WASHINGTON – Broadcasters anticipating a major constitutional ruling on the governments authority to regulate what can be shown and said on the airwaves instead won only the smallest of Supreme Court victories Thursday.
The justices unanimously threw out fines and other penalties against Fox and ABC television stations that violated the Federal Communications Commission policy regulating curse words and nudity on TV airwaves.
Forgoing a broader constitutional ruling, however, the court concluded only that broadcasters could not have known in advance that obscenities uttered during awards show programs on Fox stations and a brief display of nudity on an episode of ABCs NYPD Blue could give rise to penalties.
ABC and 45 affiliates had been hit with proposed fines totaling nearly $1.24 million.
Broadcasters had argued that the revolution in technology that has brought the Internet, satellite television and cable has made the rules themselves obsolete.

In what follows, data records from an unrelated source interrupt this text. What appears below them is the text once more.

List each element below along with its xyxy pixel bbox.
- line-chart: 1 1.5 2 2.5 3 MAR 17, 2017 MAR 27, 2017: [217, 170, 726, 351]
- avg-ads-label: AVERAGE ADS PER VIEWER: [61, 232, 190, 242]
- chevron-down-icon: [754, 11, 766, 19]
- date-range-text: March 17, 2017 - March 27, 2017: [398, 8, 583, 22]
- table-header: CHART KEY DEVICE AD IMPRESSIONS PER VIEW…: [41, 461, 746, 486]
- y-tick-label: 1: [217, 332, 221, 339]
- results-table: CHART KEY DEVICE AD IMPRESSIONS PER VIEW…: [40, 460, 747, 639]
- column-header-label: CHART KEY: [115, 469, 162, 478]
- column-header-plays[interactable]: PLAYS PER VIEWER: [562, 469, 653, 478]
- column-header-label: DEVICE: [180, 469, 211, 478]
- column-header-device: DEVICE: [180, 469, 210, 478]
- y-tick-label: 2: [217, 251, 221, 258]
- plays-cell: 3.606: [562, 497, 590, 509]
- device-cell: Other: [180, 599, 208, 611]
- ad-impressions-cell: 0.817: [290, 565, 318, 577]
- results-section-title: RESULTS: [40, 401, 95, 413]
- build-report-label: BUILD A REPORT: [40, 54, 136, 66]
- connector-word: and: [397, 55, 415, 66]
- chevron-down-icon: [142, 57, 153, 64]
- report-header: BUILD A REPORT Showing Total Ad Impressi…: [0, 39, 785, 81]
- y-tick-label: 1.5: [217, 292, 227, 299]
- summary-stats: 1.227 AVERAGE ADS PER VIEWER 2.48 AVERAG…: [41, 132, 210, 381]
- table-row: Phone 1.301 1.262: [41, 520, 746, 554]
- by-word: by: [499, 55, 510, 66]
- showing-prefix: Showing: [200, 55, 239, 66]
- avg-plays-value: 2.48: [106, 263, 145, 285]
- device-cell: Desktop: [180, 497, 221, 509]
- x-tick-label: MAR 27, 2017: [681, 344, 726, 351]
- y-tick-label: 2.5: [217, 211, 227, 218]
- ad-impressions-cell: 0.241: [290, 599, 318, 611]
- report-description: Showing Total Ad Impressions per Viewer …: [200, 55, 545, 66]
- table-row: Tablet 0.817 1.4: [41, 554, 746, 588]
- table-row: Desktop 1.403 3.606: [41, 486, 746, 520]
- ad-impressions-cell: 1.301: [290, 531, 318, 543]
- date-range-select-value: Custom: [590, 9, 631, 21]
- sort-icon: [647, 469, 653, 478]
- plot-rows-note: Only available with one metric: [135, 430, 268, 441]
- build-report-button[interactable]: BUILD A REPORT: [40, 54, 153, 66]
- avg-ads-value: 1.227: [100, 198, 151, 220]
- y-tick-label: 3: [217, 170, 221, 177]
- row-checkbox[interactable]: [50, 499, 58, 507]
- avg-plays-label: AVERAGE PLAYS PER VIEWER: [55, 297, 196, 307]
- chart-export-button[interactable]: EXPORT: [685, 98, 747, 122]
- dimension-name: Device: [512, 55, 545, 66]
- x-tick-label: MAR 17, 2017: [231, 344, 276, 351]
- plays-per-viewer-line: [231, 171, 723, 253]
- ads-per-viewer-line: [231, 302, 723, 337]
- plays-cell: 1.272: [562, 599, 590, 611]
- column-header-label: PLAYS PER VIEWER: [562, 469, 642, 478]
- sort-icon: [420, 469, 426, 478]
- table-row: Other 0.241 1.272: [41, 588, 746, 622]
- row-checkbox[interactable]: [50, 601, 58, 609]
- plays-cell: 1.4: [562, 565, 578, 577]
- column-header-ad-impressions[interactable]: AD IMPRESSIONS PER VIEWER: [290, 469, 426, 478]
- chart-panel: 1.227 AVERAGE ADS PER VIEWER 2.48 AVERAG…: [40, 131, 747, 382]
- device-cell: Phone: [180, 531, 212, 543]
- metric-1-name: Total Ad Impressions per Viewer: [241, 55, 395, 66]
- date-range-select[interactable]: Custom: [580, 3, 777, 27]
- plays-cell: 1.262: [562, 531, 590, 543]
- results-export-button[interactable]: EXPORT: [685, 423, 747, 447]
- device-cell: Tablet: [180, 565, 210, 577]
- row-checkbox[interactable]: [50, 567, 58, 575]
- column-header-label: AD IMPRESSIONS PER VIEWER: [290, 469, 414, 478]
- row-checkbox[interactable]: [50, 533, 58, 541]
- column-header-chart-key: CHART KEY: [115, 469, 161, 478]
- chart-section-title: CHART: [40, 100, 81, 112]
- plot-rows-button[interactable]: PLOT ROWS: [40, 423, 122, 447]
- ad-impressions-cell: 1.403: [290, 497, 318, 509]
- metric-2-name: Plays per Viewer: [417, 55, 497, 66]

The FCC regulations apply only to broadcast channels.
The justices said the FCC is free to revise its indecency policy, which is intended to keep the airwaves free of objectionable material during the hours when children are likely to be watching.
It was the second time the court has confronted, but not ruled conclusively on, the FCCs policy on isolated expletives.
Justice Anthony Kennedy said in his opinion for the court that it is unnecessary for the court to address the constitutionality of the current policy.
The narrow decision, coupled with the more than five months that elapsed between the argument in January and Thursdays decision, could mean that the justices struggled and failed to reach agreement on a broader outcome.
Broadcasters argue that viewers now have many options, unlike the handful of channels they had available in the 1960s and 1970s when the court last weighed in on indecency on the airwaves.
In many cases, viewers dont even know when they are switching between the older broadcast channels and cable.
Still, the regulated broadcast channels provide what the government has called a safe haven of milder programming, and those channels remain dominant, even in the Internet age, the administration argued.